Education featured Labour

Op Ed: Public education system needs unity, not division and distraction

Last year, thousands of parents, teachers and students descended on our provincial legislature to speak out against declining classroom conditions in our schools.

Photo Robert Devet

Our education system has been torn apart due to neglect from this government. Classes are overcrowded, students with special needs can’t get the support they deserve, and teachers are overworked and overtired.

Yet in spite of this, our students’ performance ranks in the top five in Canada—a testament to the ability of teachers and principals to work together to overcome very low levels of per student funding.

Unfortunately, instead of dealing with the real issues facing students, the McNeil government has decided to implement the Glaze report —a plan that will only worsen the challenges in our system.

While Education Minister Zach Churchill has some slick talking points, the evidence suggests this plan will just create turmoil.

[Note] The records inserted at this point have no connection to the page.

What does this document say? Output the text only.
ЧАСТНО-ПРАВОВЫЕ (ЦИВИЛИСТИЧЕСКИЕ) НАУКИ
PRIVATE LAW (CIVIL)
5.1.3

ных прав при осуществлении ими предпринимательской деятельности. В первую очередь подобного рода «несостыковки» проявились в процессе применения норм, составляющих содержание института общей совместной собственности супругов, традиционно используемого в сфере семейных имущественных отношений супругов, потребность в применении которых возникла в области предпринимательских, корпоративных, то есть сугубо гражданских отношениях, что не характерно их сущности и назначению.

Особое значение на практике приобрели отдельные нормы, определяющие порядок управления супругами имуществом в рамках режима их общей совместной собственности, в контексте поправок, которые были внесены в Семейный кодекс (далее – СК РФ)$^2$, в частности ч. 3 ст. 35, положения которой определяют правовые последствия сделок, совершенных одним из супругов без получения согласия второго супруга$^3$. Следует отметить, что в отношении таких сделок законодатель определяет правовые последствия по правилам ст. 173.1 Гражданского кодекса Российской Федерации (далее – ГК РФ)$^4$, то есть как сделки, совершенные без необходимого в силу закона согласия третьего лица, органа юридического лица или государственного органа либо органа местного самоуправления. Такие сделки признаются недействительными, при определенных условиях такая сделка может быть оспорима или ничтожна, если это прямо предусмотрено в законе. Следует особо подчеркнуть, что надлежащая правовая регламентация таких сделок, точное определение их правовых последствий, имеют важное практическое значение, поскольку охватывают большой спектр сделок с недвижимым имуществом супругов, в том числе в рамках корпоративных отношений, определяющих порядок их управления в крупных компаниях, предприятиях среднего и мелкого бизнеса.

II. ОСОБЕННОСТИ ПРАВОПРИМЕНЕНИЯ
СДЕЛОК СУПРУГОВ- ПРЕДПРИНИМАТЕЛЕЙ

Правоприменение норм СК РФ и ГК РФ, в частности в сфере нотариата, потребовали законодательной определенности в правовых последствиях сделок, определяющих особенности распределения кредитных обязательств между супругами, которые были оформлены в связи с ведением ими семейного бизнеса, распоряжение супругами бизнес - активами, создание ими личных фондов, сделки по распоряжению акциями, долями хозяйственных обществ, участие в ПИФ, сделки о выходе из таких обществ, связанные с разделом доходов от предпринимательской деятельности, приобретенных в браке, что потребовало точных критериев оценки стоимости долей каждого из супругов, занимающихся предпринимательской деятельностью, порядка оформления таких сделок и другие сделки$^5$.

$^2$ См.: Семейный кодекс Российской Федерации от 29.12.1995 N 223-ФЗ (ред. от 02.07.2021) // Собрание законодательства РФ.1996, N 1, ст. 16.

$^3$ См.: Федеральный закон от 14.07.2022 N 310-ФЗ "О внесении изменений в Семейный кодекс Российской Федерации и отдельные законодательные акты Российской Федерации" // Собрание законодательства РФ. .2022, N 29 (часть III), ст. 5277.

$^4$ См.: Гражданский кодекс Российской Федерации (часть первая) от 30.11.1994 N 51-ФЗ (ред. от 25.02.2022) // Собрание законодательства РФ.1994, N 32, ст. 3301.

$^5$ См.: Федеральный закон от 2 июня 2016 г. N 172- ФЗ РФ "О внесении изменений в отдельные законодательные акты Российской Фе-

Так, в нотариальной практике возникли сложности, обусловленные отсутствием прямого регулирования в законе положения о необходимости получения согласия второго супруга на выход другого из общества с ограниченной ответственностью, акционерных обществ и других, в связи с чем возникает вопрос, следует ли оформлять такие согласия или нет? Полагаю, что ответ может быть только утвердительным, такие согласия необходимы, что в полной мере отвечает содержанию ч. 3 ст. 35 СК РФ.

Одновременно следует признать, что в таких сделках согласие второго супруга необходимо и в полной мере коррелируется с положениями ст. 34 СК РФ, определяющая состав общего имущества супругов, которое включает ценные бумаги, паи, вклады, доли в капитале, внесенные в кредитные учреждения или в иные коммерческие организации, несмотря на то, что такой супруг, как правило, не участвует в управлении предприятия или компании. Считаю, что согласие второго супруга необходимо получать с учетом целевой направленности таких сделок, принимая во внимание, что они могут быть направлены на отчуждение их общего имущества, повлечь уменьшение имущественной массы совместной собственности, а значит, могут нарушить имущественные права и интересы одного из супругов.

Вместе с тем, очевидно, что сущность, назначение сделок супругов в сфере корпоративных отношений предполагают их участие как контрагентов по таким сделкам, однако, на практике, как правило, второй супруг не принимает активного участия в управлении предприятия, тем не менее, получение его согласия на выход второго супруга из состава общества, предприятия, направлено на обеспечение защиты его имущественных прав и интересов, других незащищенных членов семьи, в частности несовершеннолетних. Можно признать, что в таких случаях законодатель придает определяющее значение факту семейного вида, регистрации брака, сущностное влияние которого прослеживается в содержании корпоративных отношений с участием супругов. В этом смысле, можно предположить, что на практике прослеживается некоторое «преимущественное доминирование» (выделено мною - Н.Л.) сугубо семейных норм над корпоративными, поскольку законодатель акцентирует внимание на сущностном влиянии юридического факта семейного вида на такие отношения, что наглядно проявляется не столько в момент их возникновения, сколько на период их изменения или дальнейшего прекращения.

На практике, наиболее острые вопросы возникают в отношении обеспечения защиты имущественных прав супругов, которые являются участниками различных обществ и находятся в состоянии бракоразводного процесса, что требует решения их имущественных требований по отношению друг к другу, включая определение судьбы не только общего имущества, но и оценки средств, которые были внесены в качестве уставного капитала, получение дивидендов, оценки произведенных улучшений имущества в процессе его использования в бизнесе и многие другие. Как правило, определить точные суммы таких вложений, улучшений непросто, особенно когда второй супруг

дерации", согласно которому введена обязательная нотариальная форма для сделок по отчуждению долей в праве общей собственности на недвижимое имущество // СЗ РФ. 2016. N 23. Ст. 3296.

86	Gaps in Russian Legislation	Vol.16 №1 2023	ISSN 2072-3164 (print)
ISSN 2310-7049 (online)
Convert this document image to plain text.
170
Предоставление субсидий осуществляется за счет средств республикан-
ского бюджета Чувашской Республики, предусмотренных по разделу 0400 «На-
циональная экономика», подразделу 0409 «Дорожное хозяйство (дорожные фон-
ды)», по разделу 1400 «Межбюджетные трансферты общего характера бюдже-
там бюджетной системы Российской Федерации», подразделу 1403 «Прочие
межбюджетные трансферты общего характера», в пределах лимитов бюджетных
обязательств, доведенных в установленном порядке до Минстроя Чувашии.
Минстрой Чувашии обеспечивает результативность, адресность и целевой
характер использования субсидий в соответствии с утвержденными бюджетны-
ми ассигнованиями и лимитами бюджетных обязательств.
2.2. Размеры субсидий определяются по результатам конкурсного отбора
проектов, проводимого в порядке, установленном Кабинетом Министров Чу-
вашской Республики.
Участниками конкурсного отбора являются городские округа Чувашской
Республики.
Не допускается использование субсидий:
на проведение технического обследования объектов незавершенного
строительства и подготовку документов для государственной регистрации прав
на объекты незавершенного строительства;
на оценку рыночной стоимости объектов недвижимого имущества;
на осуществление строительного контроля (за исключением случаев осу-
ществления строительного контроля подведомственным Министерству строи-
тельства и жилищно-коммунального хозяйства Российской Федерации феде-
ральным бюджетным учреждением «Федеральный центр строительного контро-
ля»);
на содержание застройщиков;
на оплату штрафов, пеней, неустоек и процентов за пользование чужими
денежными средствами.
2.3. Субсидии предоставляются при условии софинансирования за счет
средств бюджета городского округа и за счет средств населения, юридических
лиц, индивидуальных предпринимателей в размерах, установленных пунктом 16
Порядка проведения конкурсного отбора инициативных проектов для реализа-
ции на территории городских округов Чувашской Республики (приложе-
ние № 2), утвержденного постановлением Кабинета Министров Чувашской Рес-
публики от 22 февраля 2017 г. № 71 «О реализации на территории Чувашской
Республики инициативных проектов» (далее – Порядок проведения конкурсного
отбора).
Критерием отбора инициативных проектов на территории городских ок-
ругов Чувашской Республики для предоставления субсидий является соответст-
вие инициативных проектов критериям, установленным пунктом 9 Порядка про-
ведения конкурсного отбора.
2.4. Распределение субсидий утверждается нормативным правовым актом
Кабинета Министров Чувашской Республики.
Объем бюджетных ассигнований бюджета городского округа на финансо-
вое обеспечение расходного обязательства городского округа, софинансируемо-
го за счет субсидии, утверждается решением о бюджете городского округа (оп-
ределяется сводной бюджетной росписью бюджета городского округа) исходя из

Instead of teachers and principals working together for students, Minister Churchill wants to divide them by banning administrators from the union. In the 1990s British Columbia and Ontario adopted a similar approach. It didn’t end well. In BC grievances doubled each year for ten years after principals and teachers were divided. The increase forced each school and school district to employ a grievance manager or shop steward, a drain on crucial resources. In Ontario grievances rose 41 per cent in the Ontario English Catholic Teachers’ Association following this change. The result was an extra $2.5 million in legal expenses that could have helped support students. It is for these reasons that almost every province in Canada has teachers and administrators in the same union. This is also the case in Finland, which is considered by many to be the gold standard for public education worldwide.

Zach Churchill also wants to create a “College of Educators”, an extra level of bureaucracy paid for by teachers to deal with certification and discipline. Only one other province employs such a model, again Ontario. British Columbia dissolved its teachers college after an independent review proved it was dysfunctional. This body won’t help students. It won’t help teachers. It’s a solution to a problem that does not exist.

The McNeil government also wants to collapse all regional seniority lists into one provincial list. It claims this will make it easier for teachers to transfer around the province. However, no evaluation has been conducted to determine what the result will be on rural communities. One can’t help but worry that this will lead to a further drain of resources in schools outside the HRM.

Finally the province is eliminating English school boards and consolidating them into one. Unlike current school boards, members won’t be elected by the public, but appointed by the Minister. Pretty much the same restructuring took place in our health care system a little over three years ago, and we know how well that worked out.

If we are going to fix the problems in our education system we need to work together. The government’s strategy of dividing teachers and parents, and distracting from the real issues facing students does not work. What we need is collaboration and cooperation within all levels of the education system. Not just more dictating from the top.

That’s why I urge you in demanding better for students and their teachers. Let’s toss away the Glaze report that will just bring more disorder to our schools. Let’s start listening to each other to build a better education system together.

Liette Doucet is the president of the Nova Scotia Teachers Union.